Dr. W. H. C. Stephenson (1825–18??) was northern Nevada’s most prominent African-American citizen in the nineteenth century. One of Virginia City’s few African-American professionals, Stephenson served as the unofficial spokesperson for northern Nevada’s African-American community in the 1860s and was involved in numerous efforts to improve conditions for African-Americans in Nevada.
Stephenson was born in 1825 in Washington, DC. His exact date of arrival in the West is unknown, but he sent letters to a newspaper from Sacramento and Marysville, California, in 1862. He arrived in Virginia City in 1863 and is listed in the city directory as a laundry worker. In December 1863, his name appears in notes of a meeting of African-American citizens in Virginia City, Nevada, where he resided until at least 1870.
Stephenson set up a medical practice in Virginia City. Typically, health care services in the United States were segregated at this time, and, undoubtedly, Stephenson served as the physician for the city’s African-American residents, although he reports having served white patients as well. Apparently, his medical practice was successful–he was one of only five African-Americans in Nevada to report a net worth over $2,000 in the 1860s.
As was common in the Reconstruction era and after, Stephenson’s professional status catapulted him into a leadership role within the city’s African-American population. Although numbering only ninety-five in 1870, Storey County’s African-American residents tended to adopt the optimism of the Reconstruction era in the United States, and Stephenson expressed this optimism in a number of passionate and eloquent writings and speeches. In June 1865, for example, Stephenson was appointed chairman of the Nevada Executive Committee, an organization whose stated mission was “to take steps to petition the next Legislature for the Right of Suffrage and equal rights before the Law to all the Colored Citizens of the State of Nevada.”

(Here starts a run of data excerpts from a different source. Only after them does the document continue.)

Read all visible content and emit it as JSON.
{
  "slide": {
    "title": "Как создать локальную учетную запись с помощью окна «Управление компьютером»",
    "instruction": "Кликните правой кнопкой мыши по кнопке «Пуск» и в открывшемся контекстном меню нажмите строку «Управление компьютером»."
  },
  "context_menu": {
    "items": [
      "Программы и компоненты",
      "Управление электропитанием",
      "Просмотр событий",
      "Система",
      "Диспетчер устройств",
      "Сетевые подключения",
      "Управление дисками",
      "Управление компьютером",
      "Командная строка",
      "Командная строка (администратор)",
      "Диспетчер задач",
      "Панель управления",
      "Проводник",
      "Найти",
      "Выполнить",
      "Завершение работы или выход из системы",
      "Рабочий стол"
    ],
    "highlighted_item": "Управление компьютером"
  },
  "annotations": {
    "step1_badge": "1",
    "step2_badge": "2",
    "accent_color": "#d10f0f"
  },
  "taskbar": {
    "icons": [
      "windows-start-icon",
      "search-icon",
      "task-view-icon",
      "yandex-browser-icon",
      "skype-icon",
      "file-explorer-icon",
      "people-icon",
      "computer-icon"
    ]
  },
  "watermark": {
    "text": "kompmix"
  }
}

At a celebration of the anniversary of the Emancipation Proclamation in 1866, Stephenson expressed both optimism and determination to make the promises of the Reconstruction era real: “The prospect of our oppressed race is a glorious future. It is for colored men to show themselves equal to the emergency–to fearlessly meet the opponents of justice, and contend for rights and privileges which might withholds from them Let colored men contend for ‘Equality before the Law.’ Nothing short of civil and political rights.”
Stephenson wrote stinging letters protesting the prohibition against African-American testimony in civil cases and the lack of public schools for children of color in Virginia City. After the ratification of the Fifteenth Amendment, he urged African-American citizens to use the vote to win concessions. Records show that Stephenson registered to vote in 1870 and that one white resident refused to sign under him, a refusal that elicited a stinging rebuke in the Territorial Enterprise.
In 1870, reports suggest that Stephenson nearly killed a man with an inappropriate prescription. He disappeared from the Virginia City records soon thereafter, although it is not know whether or not this incident was responsible. His wife, Jane Stephenson, continued to live and work as a hairdresser in Virginia City until at least 1875.
Suggested Reading:
Elmer Rusco. “Good Time Coming?” in Black Nevadans in the Nineteenth Century. Westport, Conn.: Greenwood Press, 1975.
Ronald M. James. The Roar and the Silence: A History of Virginia City and the Comstock Lode. Reno: University of Nevada Press, 1998.
Quintard Taylor. In Search of the Racial Frontier: African-Americans in the American West, 1528-1990. New York: W.W. Norton, 1998.